Perhaps it was because I “took in” other transplants and introduced them to one another. Perhaps it is because it is a very parochial city, where many people marry their high school sweetie and never leave the ZIP code they were born in. Perhaps it’s attitude.
But one thing is for sure: Chicago is a friendly town! I may not have besties here yet, but I’ve yet to experience anything but welcomes when people learn I’m a newbie.
Interesting debate! Thanks for posting.
Phoenix: full of transplants but not friendly. When I was preparing to move here from NJ, everyone told me that people out here would be so much nicer. Not so much… Not UNfriendly, but not friendly, either. Hard to make friends here.
woohoo for Texas being friendly 🙂 I totally agree about transplant cities being more friendly. I live in San Antonio, and we have a few different military bases here, so there’s always a pretty good flux of people in and out. I just bought a house near one of the air force bases, and there are a lot of military families in the neighborhood. These people are incredibly welcoming and friendly…and I actually had a conversation with one lady about how she likes being in San Antonio because there are so many military families that are new here, and they’re forced to make new friends. She had previously lived in Syracuse, where she and even her elementary-school-aged kids had trouble making friends because everyone else there had known each other their entire lives, and she was the newbie.

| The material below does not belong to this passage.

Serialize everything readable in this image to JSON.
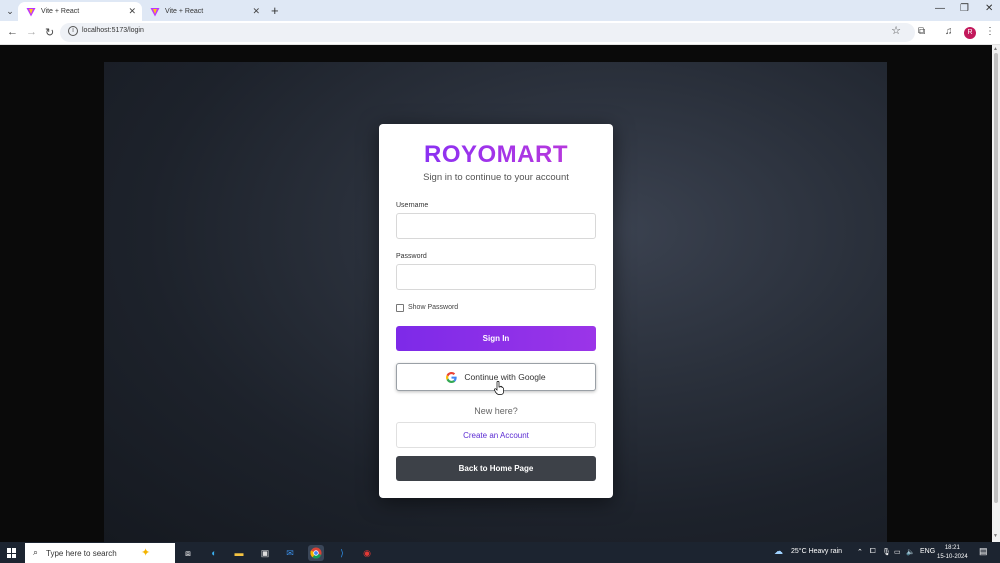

Wow! It looks like a lot of people did what I did…moved to Boston then move to Chicago! When I lived in Boston it was very hard to make friends (I worked with people from Boston). My husband had a ton of friends (co-workers were transplants and he knew one guy from college that put him on a sports team). Here in Chicago I have a ton of friends…no bff’s yet, but friends. Chicago is definately friendlier:)
DC is a very transient city and it also tends to be very cynicle. That said, I’ve made some very good friend here but while I’m still here, they’ve moved away. There are a lot of people I consider friends but we all have our own friend circles and none of them are people I feel comfortable just calling up to do something with – movies, coffee, museums (god knows, therea are plenty of museums here to see!). Also, living in the suburbs of DC doesn’t help. I feel like I might as well be living in another country but hopefully, in a few months that may be changing.
Texas is my home state and I agree that people are pretty friendly in the Lone Star state. I’ve also found that the people in Phoenix are pretty approachable. From book groups to writer groups to my neighborhood, people have always taken time to talk to me. Most everyone I’ve met is transient and so the common moving experience is something that we can immediately talk about.
I love the restroom principle idea. Very clever.
Great post Rachel! Please let me know how the bathroom test goes in LA, I have found it super hard making girl friends here. I feel every emotion you do – you just put them into words for me.
Maybe this is my problem – I need to move!
Great post. I enjoyed reading the comments as well. I don’t feel so bad now. Maybe I’m not entirely to blame for having so much difficult finding friends.